Freeform liquid 3D printing of hydraulically enhanced dielectric actuators

Abstract

Progress towards autonomous high-performance soft and hybrid robotic devices relies on the engineering of advanced actuators with fast response, compliance, low-power consumption, and high stress or strain changes. Dielectric elastomers have emerged as a promising option due to their fast, reversible, and electrically controlled actuation. However, current fabrication processes constrain geometries, and limit both miniaturization and achievable strains. Here, we propose an original and simple fabrication process based on an emerging additive manufacturing technology, called freeform liquid 3D printing.
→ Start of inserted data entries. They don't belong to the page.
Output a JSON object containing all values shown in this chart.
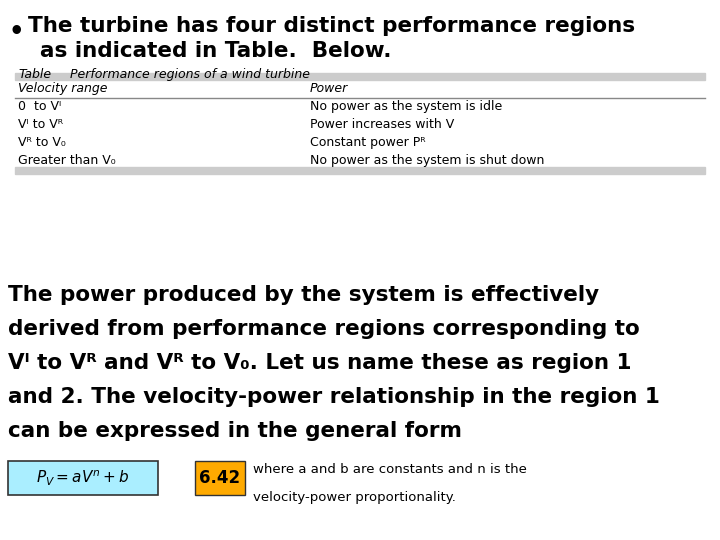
{
  "background_color": "#ffffff",
  "bullet_char": "•",
  "bullet_line1": "The turbine has four distinct performance regions",
  "bullet_line2": "as indicated in Table.  Below.",
  "table_caption_label": "Table",
  "table_caption_title": "Performance regions of a wind turbine",
  "table_header_col1": "Velocity range",
  "table_header_col2": "Power",
  "table_rows_col1": [
    "0  to V_I",
    "V_I to V_R",
    "V_R to V_O",
    "Greater than V_O"
  ],
  "table_rows_col2": [
    "No power as the system is idle",
    "Power increases with V",
    "Constant power P_R",
    "No power as the system is shut down"
  ],
  "body_lines": [
    "The power produced by the system is effectively",
    "derived from performance regions corresponding to",
    "V_I to V_R and V_R to V_O. Let us name these as region 1",
    "and 2. The velocity-power relationship in the region 1",
    "can be expressed in the general form"
  ],
  "formula_bg": "#aaeeff",
  "eq_number": "6.42",
  "eq_number_bg": "#ffaa00",
  "footnote_line1": "where a and b are constants and n is the",
  "footnote_line2": "velocity-power proportionality.",
  "table_line_color": "#888888",
  "table_fill_color": "#cccccc",
  "body_font_size": 15.5,
  "bullet_font_size": 15.5,
  "caption_font_size": 9.0,
  "table_font_size": 9.0,
  "formula_font_size": 11.0,
  "footnote_font_size": 9.5
}
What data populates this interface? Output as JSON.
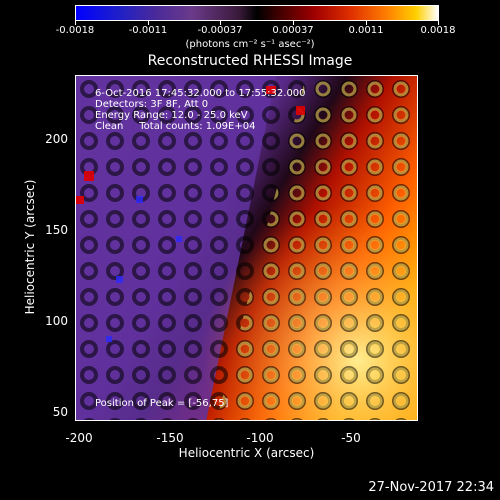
{
  "colorbar": {
    "labels": [
      "-0.0018",
      "-0.0011",
      "-0.00037",
      "0.00037",
      "0.0011",
      "0.0018"
    ],
    "units": "(photons cm⁻² s⁻¹ asec⁻²)"
  },
  "title": "Reconstructed RHESSI Image",
  "annotations": {
    "time": "6-Oct-2016 17:45:32.000 to 17:55:32.000",
    "detectors": "Detectors: 3F 8F, Att 0",
    "energy": "Energy Range: 12.0 - 25.0 keV",
    "method": "Clean     Total counts: 1.09E+04",
    "peak": "Position of Peak = [-56,75]"
  },
  "axes": {
    "xlabel": "Heliocentric X (arcsec)",
    "ylabel": "Heliocentric Y (arcsec)",
    "xticks": [
      "-200",
      "-150",
      "-100",
      "-50"
    ],
    "yticks": [
      "200",
      "150",
      "100",
      "50"
    ]
  },
  "timestamp": "27-Nov-2017 22:34",
  "colors": {
    "low": "#0000ff",
    "mid": "#000000",
    "high": "#ffffff"
  }
}
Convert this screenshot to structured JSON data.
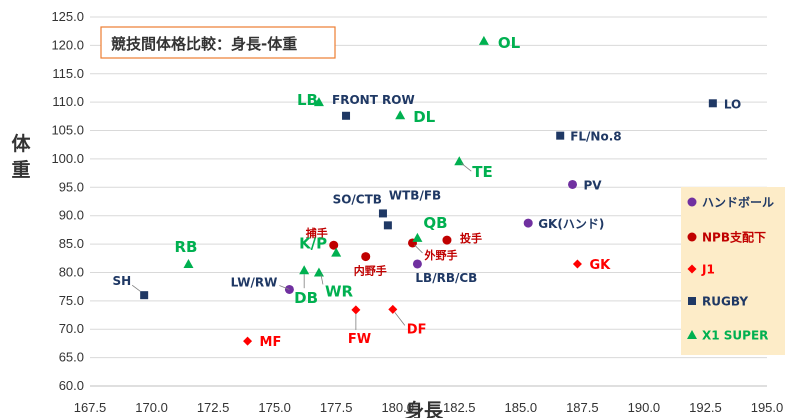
{
  "chart_data": {
    "type": "scatter",
    "title": "競技間体格比較：身長-体重",
    "xlabel": "身長",
    "ylabel": "体重",
    "xlim": [
      167.5,
      195.0
    ],
    "ylim": [
      60.0,
      125.0
    ],
    "xticks": [
      "167.5",
      "170.0",
      "172.5",
      "175.0",
      "177.5",
      "180.0",
      "182.5",
      "185.0",
      "187.5",
      "190.0",
      "192.5",
      "195.0"
    ],
    "yticks": [
      "60.0",
      "65.0",
      "70.0",
      "75.0",
      "80.0",
      "85.0",
      "90.0",
      "95.0",
      "100.0",
      "105.0",
      "110.0",
      "115.0",
      "120.0",
      "125.0"
    ],
    "grid": "horizontal",
    "legend_position": "right",
    "series": [
      {
        "name": "ハンドボール",
        "marker": "circle",
        "color": "#7030a0",
        "label_color": "#1f3864",
        "points": [
          {
            "x": 175.6,
            "y": 77.0,
            "label": "LW/RW"
          },
          {
            "x": 180.8,
            "y": 81.5,
            "label": "LB/RB/CB"
          },
          {
            "x": 185.3,
            "y": 88.7,
            "label": "GK(ハンド)"
          },
          {
            "x": 187.1,
            "y": 95.5,
            "label": "PV"
          }
        ]
      },
      {
        "name": "NPB支配下",
        "marker": "circle",
        "color": "#c00000",
        "label_color": "#c00000",
        "points": [
          {
            "x": 177.4,
            "y": 84.8,
            "label": "捕手"
          },
          {
            "x": 178.7,
            "y": 82.8,
            "label": "内野手"
          },
          {
            "x": 180.6,
            "y": 85.2,
            "label": "外野手"
          },
          {
            "x": 182.0,
            "y": 85.7,
            "label": "投手"
          }
        ]
      },
      {
        "name": "J1",
        "marker": "diamond",
        "color": "#ff0000",
        "label_color": "#ff0000",
        "points": [
          {
            "x": 173.9,
            "y": 67.9,
            "label": "MF"
          },
          {
            "x": 178.3,
            "y": 73.4,
            "label": "FW"
          },
          {
            "x": 179.8,
            "y": 73.5,
            "label": "DF"
          },
          {
            "x": 187.3,
            "y": 81.5,
            "label": "GK"
          }
        ]
      },
      {
        "name": "RUGBY",
        "marker": "square",
        "color": "#1f3864",
        "label_color": "#1f3864",
        "points": [
          {
            "x": 169.7,
            "y": 76.0,
            "label": "SH"
          },
          {
            "x": 177.9,
            "y": 107.6,
            "label": "FRONT ROW"
          },
          {
            "x": 179.4,
            "y": 90.4,
            "label": "SO/CTB"
          },
          {
            "x": 179.6,
            "y": 88.3,
            "label": "WTB/FB"
          },
          {
            "x": 186.6,
            "y": 104.1,
            "label": "FL/No.8"
          },
          {
            "x": 192.8,
            "y": 109.8,
            "label": "LO"
          }
        ]
      },
      {
        "name": "X1 SUPER",
        "marker": "triangle",
        "color": "#00b050",
        "label_color": "#00b050",
        "points": [
          {
            "x": 171.5,
            "y": 81.5,
            "label": "RB"
          },
          {
            "x": 176.2,
            "y": 80.4,
            "label": "DB"
          },
          {
            "x": 176.8,
            "y": 80.0,
            "label": "WR"
          },
          {
            "x": 176.8,
            "y": 110.0,
            "label": "LB"
          },
          {
            "x": 177.5,
            "y": 83.5,
            "label": "K/P"
          },
          {
            "x": 180.1,
            "y": 107.7,
            "label": "DL"
          },
          {
            "x": 180.8,
            "y": 86.1,
            "label": "QB"
          },
          {
            "x": 182.5,
            "y": 99.6,
            "label": "TE"
          },
          {
            "x": 183.5,
            "y": 120.8,
            "label": "OL"
          }
        ]
      }
    ]
  }
}
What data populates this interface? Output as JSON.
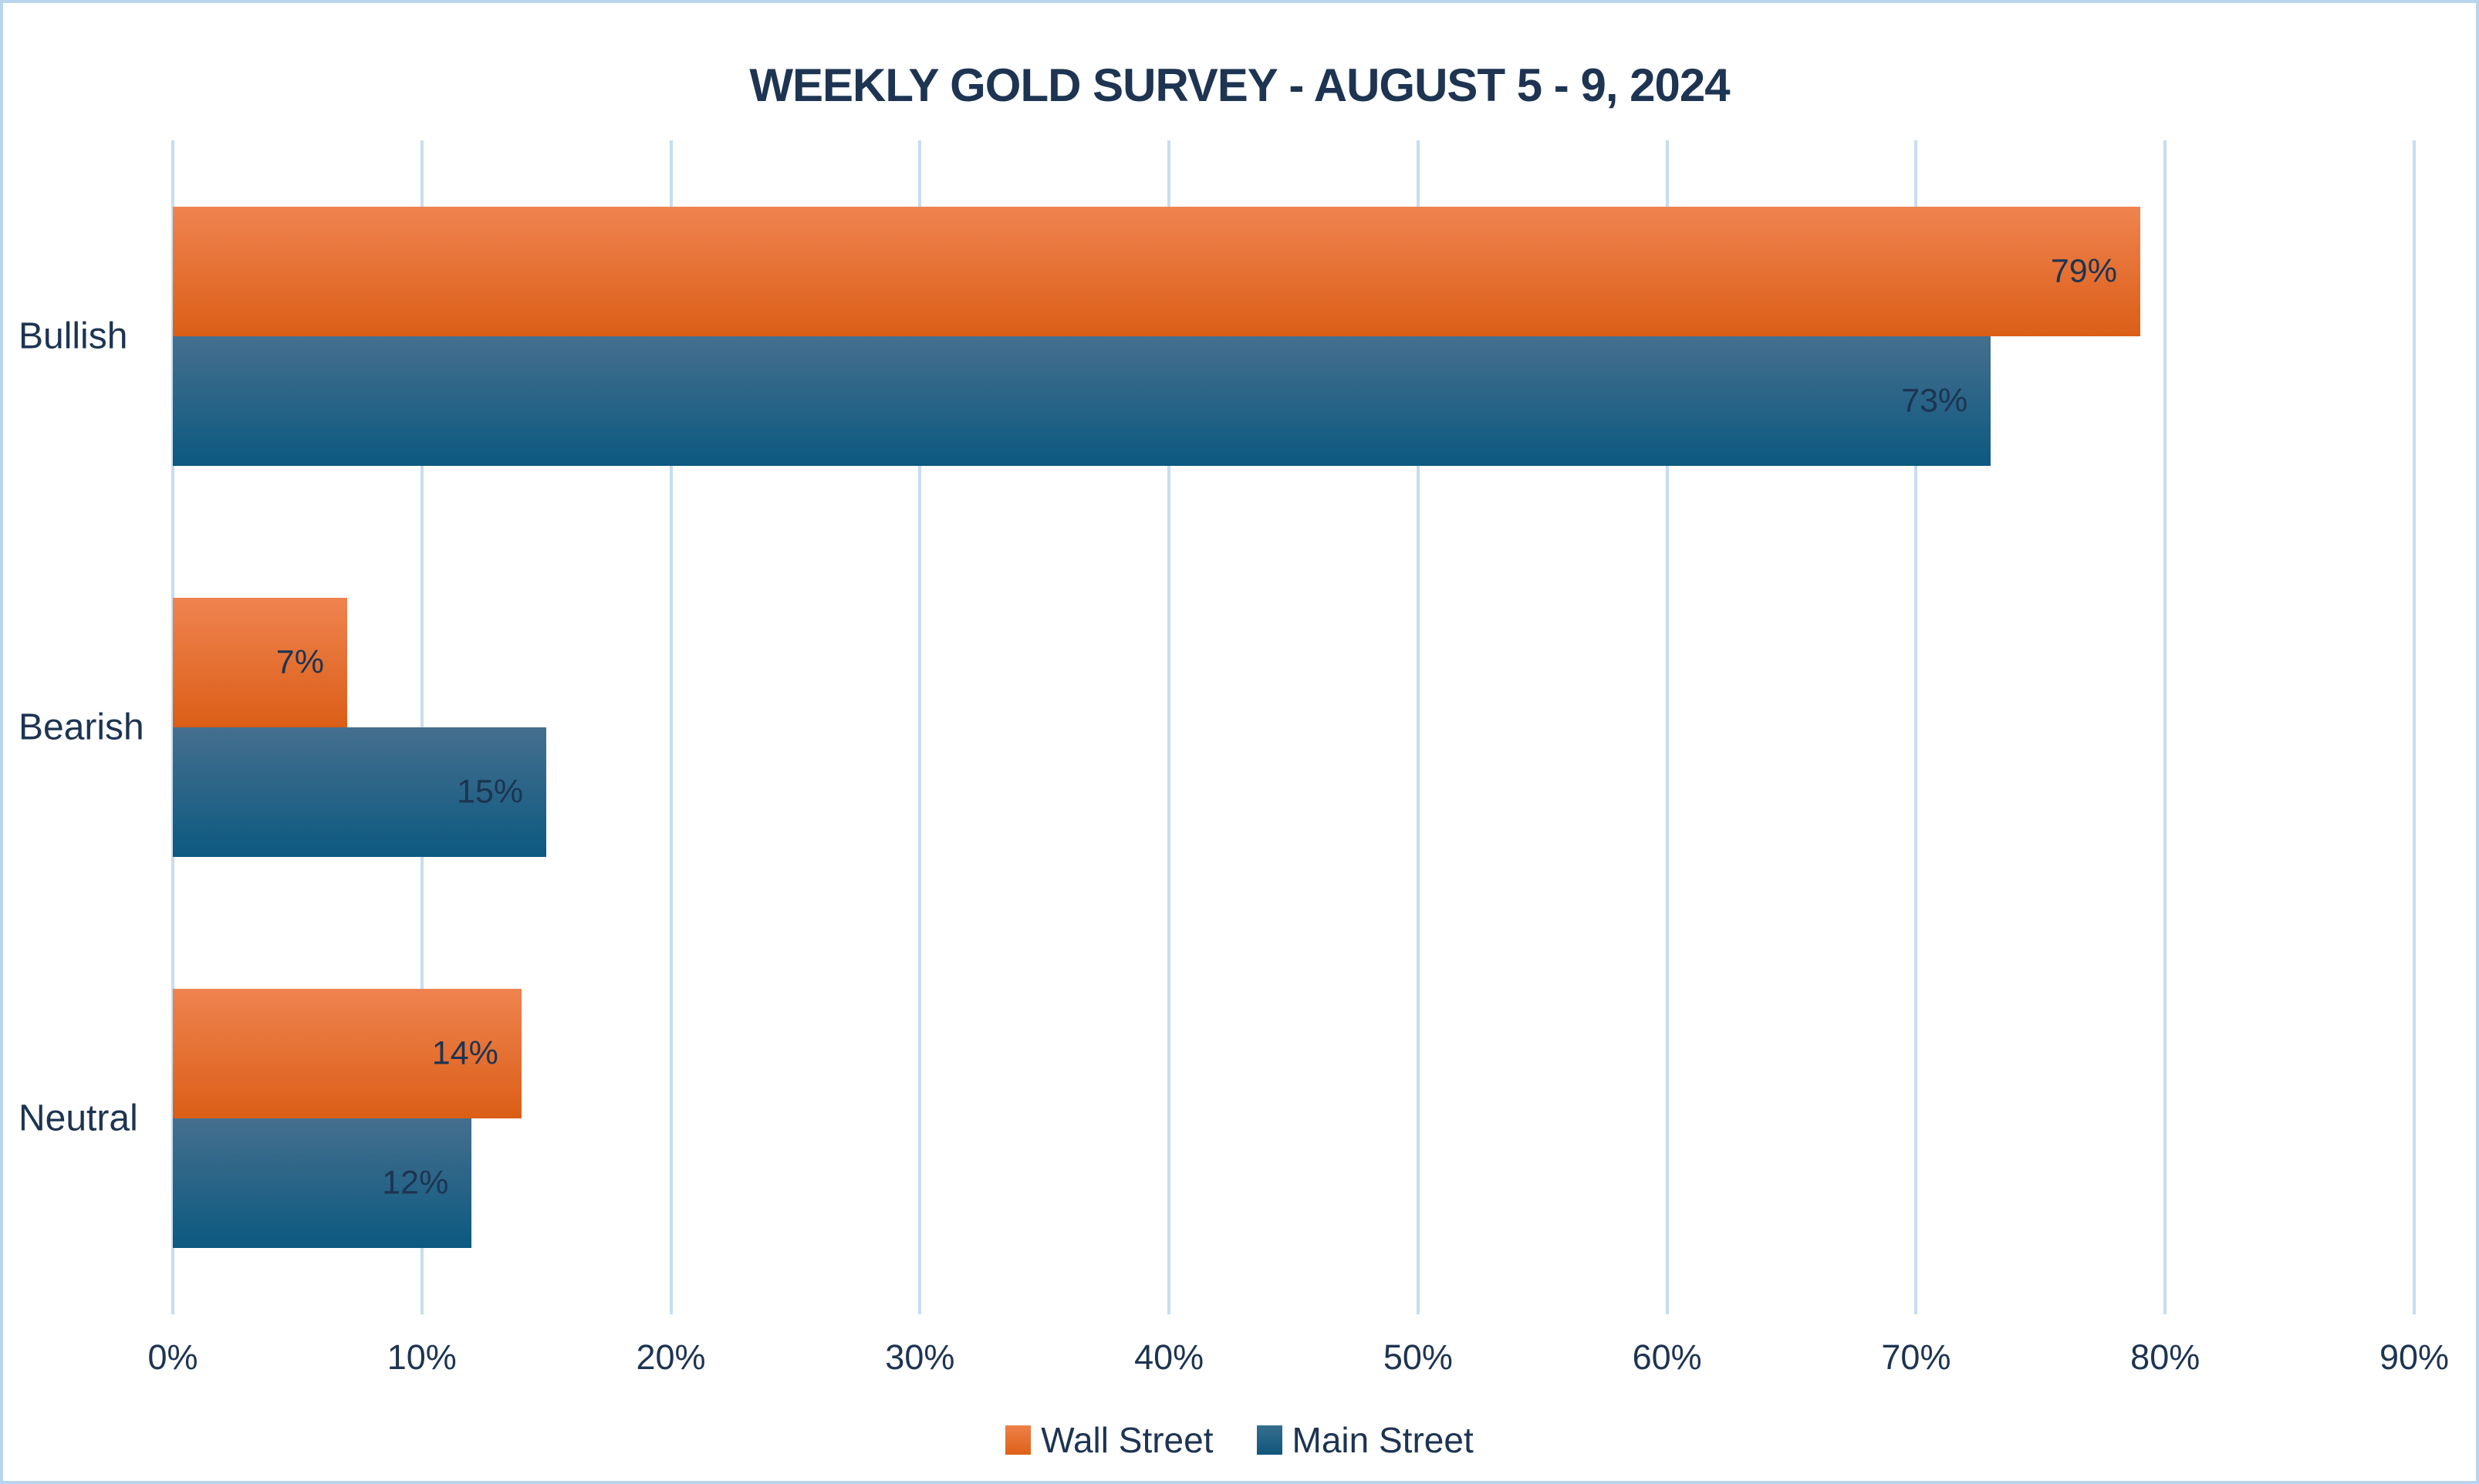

By transforming a dielectric liquid into a dielectric yield stress gel suitable to be used as support bath, silicone-based hydraulically enhanced dielectric actuators could be 3D printed, allowing for both miniaturization and enhanced geometrical freedom. A single unit at ∼ 10 mm length-scale, four to five times smaller than existing actuators, could be fabricated and demonstrated a linear expansion up to 6 %, comparable to existing actuators. Our result demonstrates the possibility to engineer complex dielectric actuators with higher performances in an integrated manner. The design freedom afforded by additive manufacturing can lead to interesting functional applications in soft robotics and hybrid devices.